Out in the field on census day, Barve stops his truck. He summons a family of jays by making a pshhh, pshhh noise, holds up an enticing peanut, and scans the landscape. “It’s hard to think of it like this, but we are standing in an ancient forest,” he says. Most of the plants are miniaturized and don’t reach far past his chest, including the five species of stunted oaks that provide the jays with their winter store of acorns. Instead, the growth primarily happens belowground; because of the frequent fires, investing in aboveground biomass proved over millennia to be a bad bet.
The importance of fire led to another major takeaway of the long-running jay study: Biologists now know that around three years after a burn, scrub jays will start to move in, and the landscape will be optimal for their habitat between seven and ten years postfire. By fifteen years, it’ll be overgrown and ready for cleansing flames to reset the game. Having that data means that the last bastions of the species—and the many others that benefit when the jay does, like sand skinks and gopher tortoises—can be properly managed with fire. Barve is turning his attention to the looming problem of climate change and how it may affect the birds; already, he’s documented that a warmer winter results in fewer successful fledglings the following spring.

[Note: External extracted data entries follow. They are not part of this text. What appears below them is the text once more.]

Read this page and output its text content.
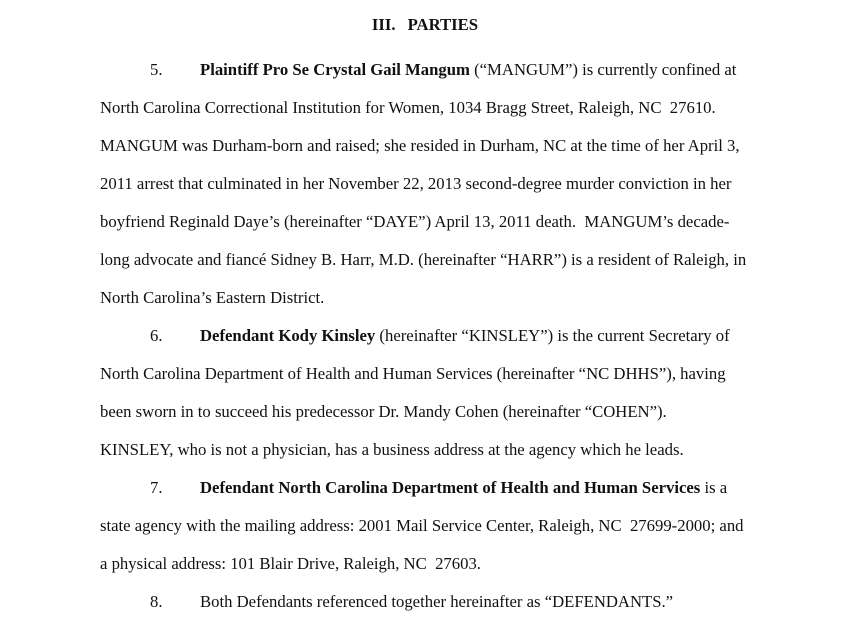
III. PARTIES
5. Plaintiff Pro Se Crystal Gail Mangum (“MANGUM”) is currently confined at
North Carolina Correctional Institution for Women, 1034 Bragg Street, Raleigh, NC  27610.
MANGUM was Durham-born and raised; she resided in Durham, NC at the time of her April 3,
2011 arrest that culminated in her November 22, 2013 second-degree murder conviction in her
boyfriend Reginald Daye’s (hereinafter “DAYE”) April 13, 2011 death.  MANGUM’s decade-
long advocate and fiancé Sidney B. Harr, M.D. (hereinafter “HARR”) is a resident of Raleigh, in
North Carolina’s Eastern District.
6. Defendant Kody Kinsley (hereinafter “KINSLEY”) is the current Secretary of
North Carolina Department of Health and Human Services (hereinafter “NC DHHS”), having
been sworn in to succeed his predecessor Dr. Mandy Cohen (hereinafter “COHEN”).
KINSLEY, who is not a physician, has a business address at the agency which he leads.
7. Defendant North Carolina Department of Health and Human Services is a
state agency with the mailing address: 2001 Mail Service Center, Raleigh, NC  27699-2000; and
a physical address: 101 Blair Drive, Raleigh, NC  27603.
8. Both Defendants referenced together hereinafter as “DEFENDANTS.”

Back at Archbold, after the team has trickled in from counting, everyone gathers for a scrub-jay roll call and gossip swap. Tomorrow the biologists will head back into the field to seek out the absent birds in what they call a mop-up—little points of data that, taken together with those from years past, paint a rare complete picture of a wild bird population.
“Even after studying these birds for over fifty years, I am still amazed by them,” Fitzpatrick says—amazed by their ingenuity and individual personalities; by the way they place a stick or lichen over where each of them buries their eight thousand acorns a year, as a memory hack. “They are clever beyond comprehension. They are truly unique in the American natural history landscape.”